Like my pack-rat tendencies, I come by my love of writing postcards honestly. My mom was an avid postcard writer and both my parents were sentimental savers. They saved greeting cards, mementos, letters, and of course, postcards.
After their deaths, I found that they had saved many of the postcards I wrote them as I lived in Europe and traveled around. I like to think it wasn’t for the photos of the beautiful places I visited.
Last week, I came across a shoebox of miscellaneous things, including a few of the above-mentioned beautiful panoramic pictures we used to mail to each other. Reading what I scrawled decades ago made me realize that writing postcards is a lost art.
As much as I enjoy social media, it’s not as personal as writing postcards. Sure, we can write the same cute, quippy descriptions of what we’re doing, but social media posts often only flicker across loved ones’ feeds. They lack permanency.
The Connectional Value of Writing Postcards
Postcards aren’t directed at a general audience. They’re not aimed at the entirety of whoever happens to follow you. They’re to a someone or couple of someones who live in the same household. They possess a no-matter-where-I-go-I-ll-always-think-of-you sentiment, worthy of a refrigerator magnet.

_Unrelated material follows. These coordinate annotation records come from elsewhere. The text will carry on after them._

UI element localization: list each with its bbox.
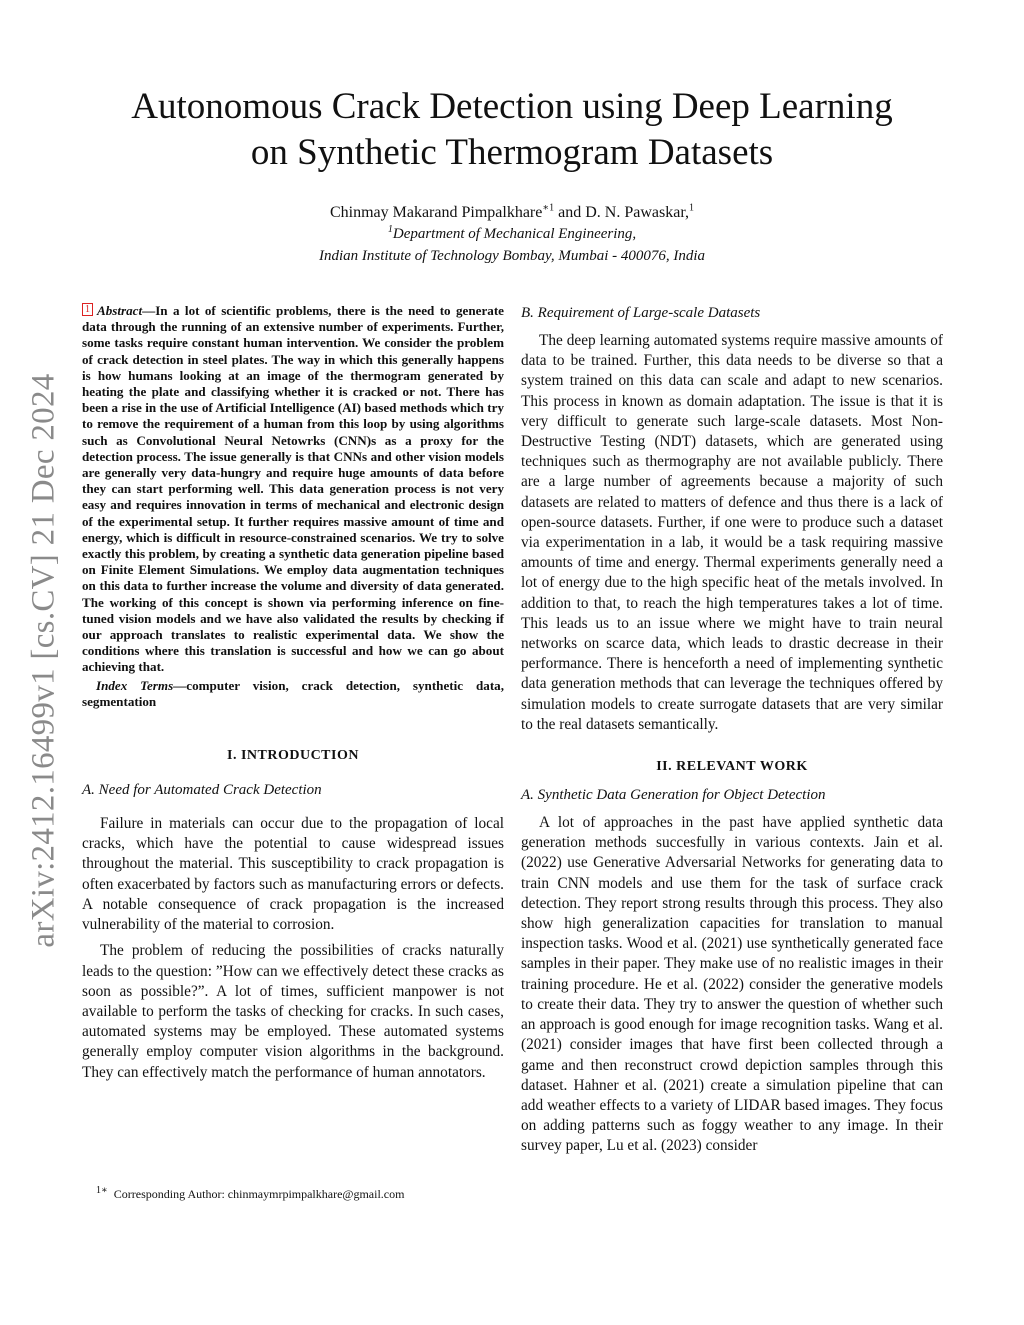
affiliation-line-2 bbox=[60, 246, 964, 266]
abstract-dash: — bbox=[142, 303, 156, 318]
section-number: II. bbox=[656, 759, 673, 775]
section-title-initial-2: W bbox=[759, 759, 775, 775]
right-column bbox=[521, 303, 943, 1157]
paper-title bbox=[60, 84, 964, 176]
left-column bbox=[82, 303, 504, 1083]
subsection-heading-large-scale-datasets: B. Requirement of Large-scale Datasets bbox=[521, 305, 761, 321]
abstract bbox=[82, 303, 504, 676]
index-terms-dash: — bbox=[173, 677, 187, 693]
abstract-label: Abstract bbox=[97, 303, 143, 318]
section-title-rest-2: ORK bbox=[774, 759, 808, 775]
author-2-marks: 1 bbox=[689, 202, 695, 214]
index-terms-text: computer vision, crack detection, synthetic data, segmentation bbox=[82, 677, 504, 709]
author-conjunction: and bbox=[554, 204, 586, 221]
intro-paragraph-1: Failure in materials can occur due to the propagation of local cracks, which have the potential to cause widespread issues throughout the material. This susceptibility to crack propagation is often exacerbated by factors such as manufacturing errors or defects. A notable consequence of crack propagation is the increased vulnerability of the material to corrosion. bbox=[82, 815, 504, 934]
title-line-2: on Synthetic Thermogram Datasets bbox=[250, 132, 774, 173]
subsection-heading-need-for-crack-detection: A. Need for Automated Crack Detection bbox=[82, 782, 322, 799]
affiliation-mark: 1 bbox=[387, 224, 393, 235]
subsection-heading-synthetic-data-generation: A. Synthetic Data Generation for Object Detection bbox=[521, 787, 826, 804]
section-number: I. bbox=[227, 748, 237, 764]
section-title-rest: ELEVANT bbox=[686, 759, 757, 775]
author-list bbox=[60, 202, 964, 224]
footnote-mark: 1∗ bbox=[96, 1185, 108, 1196]
arxiv-identifier-stamp bbox=[14, 355, 74, 965]
arxiv-identifier-text: arXiv:2412.16499v1 [cs.CV] 21 Dec 2024 bbox=[25, 372, 62, 948]
footnote-link[interactable]: 1 bbox=[82, 303, 93, 316]
section-title-initial: R bbox=[676, 759, 687, 775]
section-heading-introduction bbox=[82, 746, 504, 766]
index-terms bbox=[82, 678, 504, 710]
author-2-name: D. N. Pawaskar, bbox=[585, 204, 690, 221]
abstract-text: In a lot of scientific problems, there is the need to generate data through the running of an extensive number of experiments. Further, some tasks require constant human intervention. We consider the problem of crack detection in steel plates. The way in which this generally happens is how humans looking at an image of the thermogram generated by heating the plate and classifying whether it is cracked or not. There has been a rise in the use of Artificial Intelligence (AI) based methods which try to remove the requirement of a human from this loop by using algorithms such as Convolutional Neural Netowrks (CNN)s as a proxy for the detection process. The issue generally is that CNNs and other vision models are generally very data-hungry and require huge amounts of data before they can start performing well. This data generation process is not very easy and requires innovation in terms of mechanical and electronic design of the experimental setup. It further requires massive amount of time and energy, which is difficult in resource-constrained scenarios. We try to solve exactly this problem, by creating a synthetic data generation pipeline based on Finite Element Simulations. We employ data augmentation techniques on this data to further increase the volume and diversity of data generated. The working of this concept is shown via performing inference on fine-tuned vision models and we have also validated the results by checking if our approach translates to realistic experimental data. We show the conditions where this translation is successful and how we can go about achieving that. bbox=[82, 303, 504, 675]
affiliation-department: Department of Mechanical Engineering, bbox=[392, 226, 637, 242]
affiliation-line-1 bbox=[60, 224, 964, 244]
large-scale-datasets-paragraph: The deep learning automated systems require massive amounts of data to be trained. Further, this data needs to be diverse so that a system trained on this data can scale and adapt to new scenarios. This process in known as domain adaptation. The issue is that it is very difficult to generate such large-scale datasets. Most Non-Destructive Testing (NDT) datasets, which are generated using techniques such as thermography are not available publicly. There are a large number of agreements because a majority of such datasets are related to matters of defence and thus there is a lack of open-source datasets. Further, if one were to produce such a dataset via experimentation in a lab, it would be a task requiring massive amounts of time and energy. Thermal experiments generally need a lot of energy due to the high specific heat of the metals involved. In addition to that, to reach the high temperatures takes a lot of time. This leads us to an issue where we might have to train neural networks on scarce data, which leads to drastic decrease in their performance. There is henceforth a need of implementing synthetic data generation methods that can leverage the techniques offered by simulation models to create surrogate datasets that are very similar to the real datasets semantically. bbox=[521, 332, 943, 733]
section-title-initial: I bbox=[240, 748, 247, 764]
author-1-name: Chinmay Makarand Pimpalkhare bbox=[329, 204, 543, 221]
affiliation-institute: Indian Institute of Technology Bombay, Mumbai - 400076, India bbox=[318, 248, 706, 264]
author-1-marks: ∗1 bbox=[542, 202, 555, 214]
index-terms-label: Index Terms bbox=[96, 677, 174, 693]
intro-paragraph-2: The problem of reducing the possibilities of cracks naturally leads to the question: ”How can we effectively detect these cracks as soon as possible?”. A lot of times, sufficient manpower is not available to perform the tasks of checking for cracks. In such cases, automated systems may be employed. These automated systems generally employ computer vision algorithms in the background. They can effectively match the performance of human annotators. bbox=[82, 942, 504, 1081]
section-title-rest: NTRODUCTION bbox=[246, 748, 359, 764]
corresponding-author-footnote bbox=[96, 1187, 506, 1201]
section-heading-relevant-work bbox=[521, 757, 943, 777]
title-line-1: Autonomous Crack Detection using Deep Learning bbox=[131, 86, 893, 127]
relevant-work-paragraph: A lot of approaches in the past have applied synthetic data generation methods succesfully in various contexts. Jain et al. (2022) use Generative Adversarial Networks for generating data to train CNN models and use them for the task of surface crack detection. They report strong results through this process. They also show high generalization capacities for translation to manual inspection tasks. Wood et al. (2021) use synthetically generated face samples in their paper. They make use of no realistic images in their training procedure. He et al. (2022) consider the generative models to create their data. They try to answer the question of whether such an approach is good enough for image recognition tasks. Wang et al. (2021) consider images that have first been collected through a game and then reconstruct crowd depiction samples through this dataset. Hahner et al. (2021) create a simulation pipeline that can add weather effects to a variety of LIDAR based images. They focus on adding patterns such as foggy weather to any image. In their survey paper, Lu et al. (2023) consider bbox=[521, 814, 943, 1155]
footnote-text: Corresponding Author: chinmaymrpimpalkhare@gmail.com bbox=[113, 1187, 405, 1201]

As I was galivanting around Europe, I reminded my parents that not only were they on my mind, I’d eventually return home.
For instance, in 1990 I wrote my parents this on the back of a photo of Switzerland’s majestic Jungfrau Joch:
You probably won’t get this until after Scotland and Ireland [where we were meeting them], but writing you postcards is such a ritual that no trip would be complete without it.
From Salzburg, Austria I wrote
Dear Folks: I liked this card so much that I wanted to keep it, so I’m sending it to you.
Though they’re not as ubiquitous as they used to be, you can still pick up a postcard in touristed areas. Last summer, for instance, my husband picked one out to send his mother from Yosemite National Park. Chances were we’d talk to her before she got the postcard, (delayed a bit even further by the fact that we had no idea what postcard postage cost, so we had to go to a post office to find out). Still, he (we) wanted her to know she was on our minds.
I’m not knocking greeting cards. I love getting them. However, postcards offer a space for creativity that greeting cards lack. In other words, by not offering someone else’s prewritten thoughts, writing postcards forces us to say something in our own words. Perhaps not as eloquently. Perhaps not with quite the same biting humor. But it’s our words.
There’s something about writing postcards that lead us to eschew the Miss Manners correctness of
Dear ________, How are you? We are fine. _______ is beautiful.
From Australia started a postcard with:
I had to wait [to write a postcard] until we had some major achievements under our belts—like petting a few of each of these.
From Normandy, where we were traveling with my sister, after listing all the historical and memorial sites we’d seen, I wrote:
So far we’ have been so tired that neither Dana’s snoring nor the alarm clock has disturbed our sleep.
Writing Postcards to Parents
I don’t have access to the postcards that I wrote to friends and cousins, but looking back at the ones Mom and Dad kept with the wisdom of a parent, I see how they would have been reassuring.
Of course, that was in the day before WhatsApp and Facetime. It was the way they knew I was fine. And, there was some self-interest on my part. One I sent while working as an Au-Pair, ended with “Take care of my cat. Love Y’all!”
The tradition continued as we moved back stateside and were pregnant. (Technically, it was only me, but there was a lot of mutual psychologically preparing each other going on.) From Hawaii I wrote:
Feeling pretty good. Matt says I’ve just slowed down enough that he can keep up.
Try writing postcards the next time you go somewhere cool. (Or warm, or beautiful). If you need ideas on what to say, read Postcrossing’s What should I write on a postcard?
And, if precious postcards from the past are languishing in shoe boxes, try giving them new life. Share via social media or pull out a few fridge magnets.